Isso requer não apenas apoiar essas organizações em tempos de crise, quando já estão a batalhar para satisfazer as suas comunidades, mas também investir no seu crescimento a longo prazo, o que é um investimento na sustentação de uma cidadania ativa e preparada para enfrentar futuras emergências. Por exemplo, os líderes democráticos devem ampliar os mecanismos de proteção envolventes que providenciam aos ativistas em risco serviços jurídicos, médicos, psicossociais, de segurança digital e de apoio à relocação, em particular aqueles projetos que operam perto de onde os ataques regionais e nacionais à sociedade civil estejam a ocorrer. Esta é uma das formas mais seguras de os Estados apoiarem aqueles que estão a arriscar as suas vidas para defender a democracia.

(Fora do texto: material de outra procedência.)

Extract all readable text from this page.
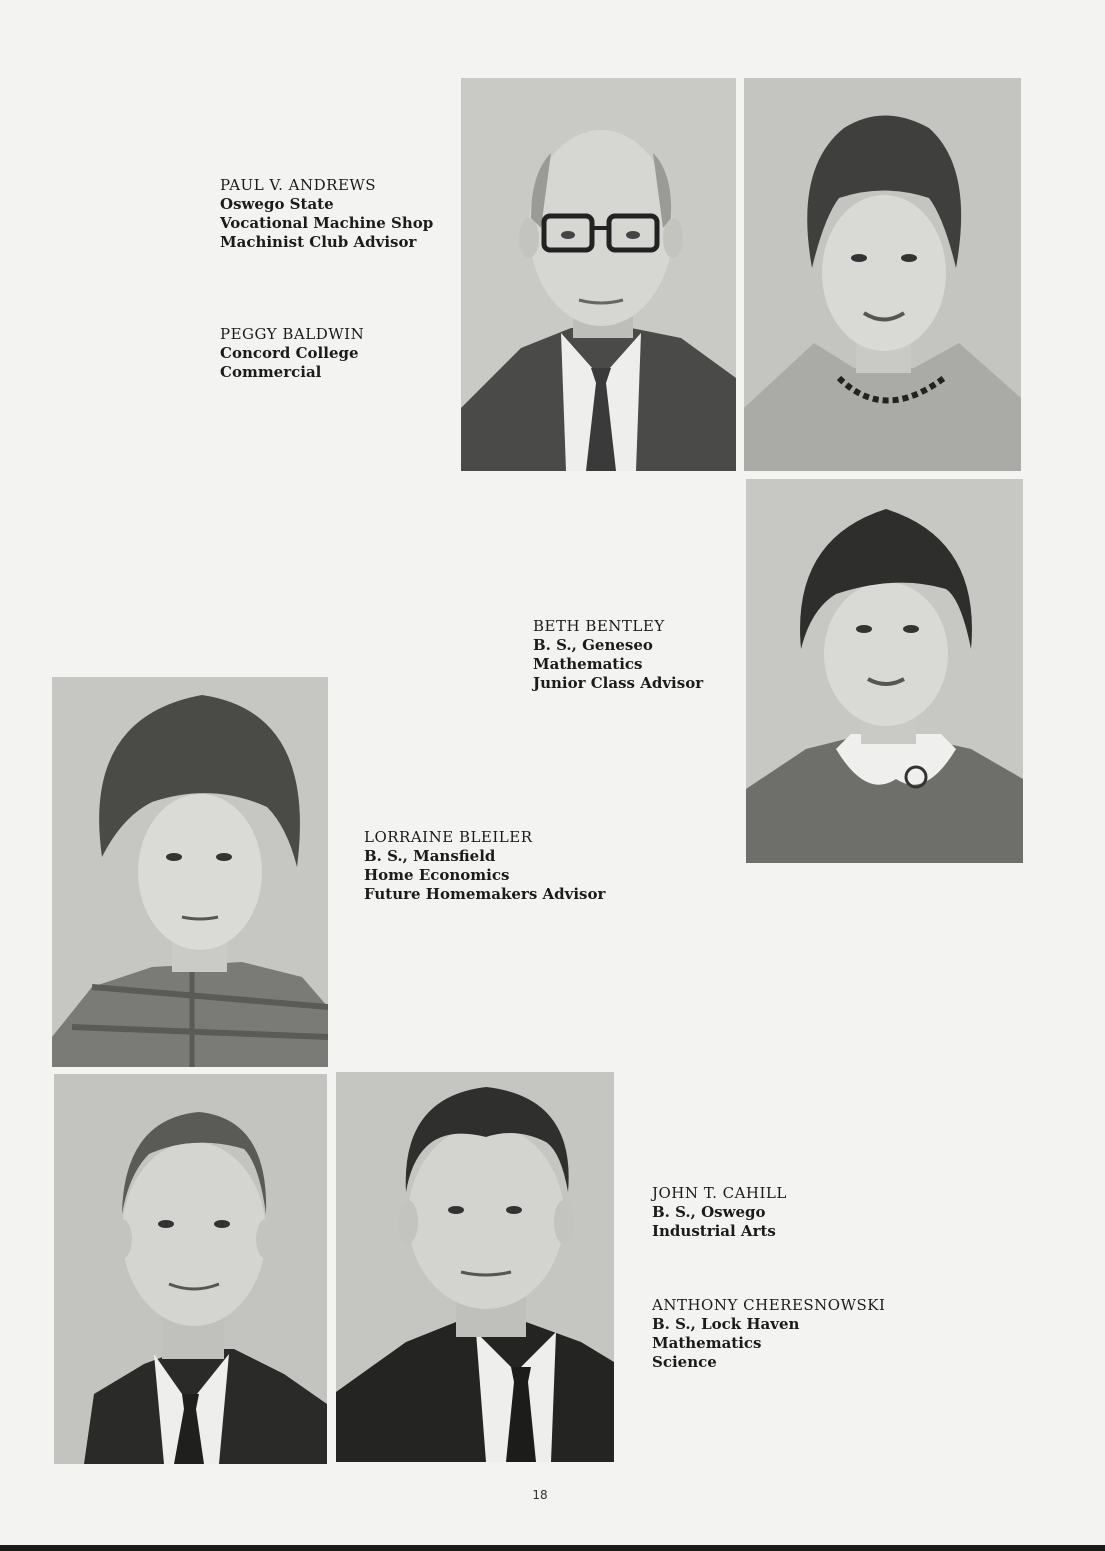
PAUL V. ANDREWS
Oswego State
Vocational Machine Shop
Machinist Club Advisor
PEGGY BALDWIN
Concord College
Commercial
BETH BENTLEY
B. S., Geneseo
Mathematics
Junior Class Advisor
LORRAINE BLEILER
B. S., Mansfield
Home Economics
Future Homemakers Advisor
JOHN T. CAHILL
B. S., Oswego
Industrial Arts
ANTHONY CHERESNOWSKI
B. S., Lock Haven
Mathematics
Science
18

Por último, os líderes têm de se unir em torno da causa democrática comum e colaborar estreitamente em parcerias multissetoriais e multilaterais. Nos governos, no setor filantrópico, no setor privado e na sociedade civil, temos a oportunidade de desenvolver o diálogo na cimeira e usar os nossos pontos fortes exclusivos para expandir o espaço cívico. Afinal de contas, o melhor protetor do espaço cívico é haver mais espaço cívico povoado por cidadãos comprometidos e interligados, que tenham recursos, proteções e poder para defenderem os seus próprios direitos e meios de subsistência.
Uma cidadania que se compromete pode ser transformadora. Na Moldávia e na Malásia, por exemplo, organizações da sociedade civil ajudaram, este ano, a derrubar leis repressivas de "estado de emergência", evitando a erosão perigosa das instituições democráticas. E milhões de pessoas marcharam em protestos Black Lives Matter no verão de 2020, formando provavelmente o maior movimento de massas na história dos Estados Unidos.
Independentemente da origem da luta ou da distância que percorram, quando as pessoas se reúnem pacificamente para defender os seus direitos humanos fundamentais, fazem extraordinários progressos rumo à dignidade, equidade e justiça para todos. De Cartum a Kuala Lumpur, vamos proteger e promover esse progresso em palavras e ações, e garantir que continua robusto para a próxima geração.»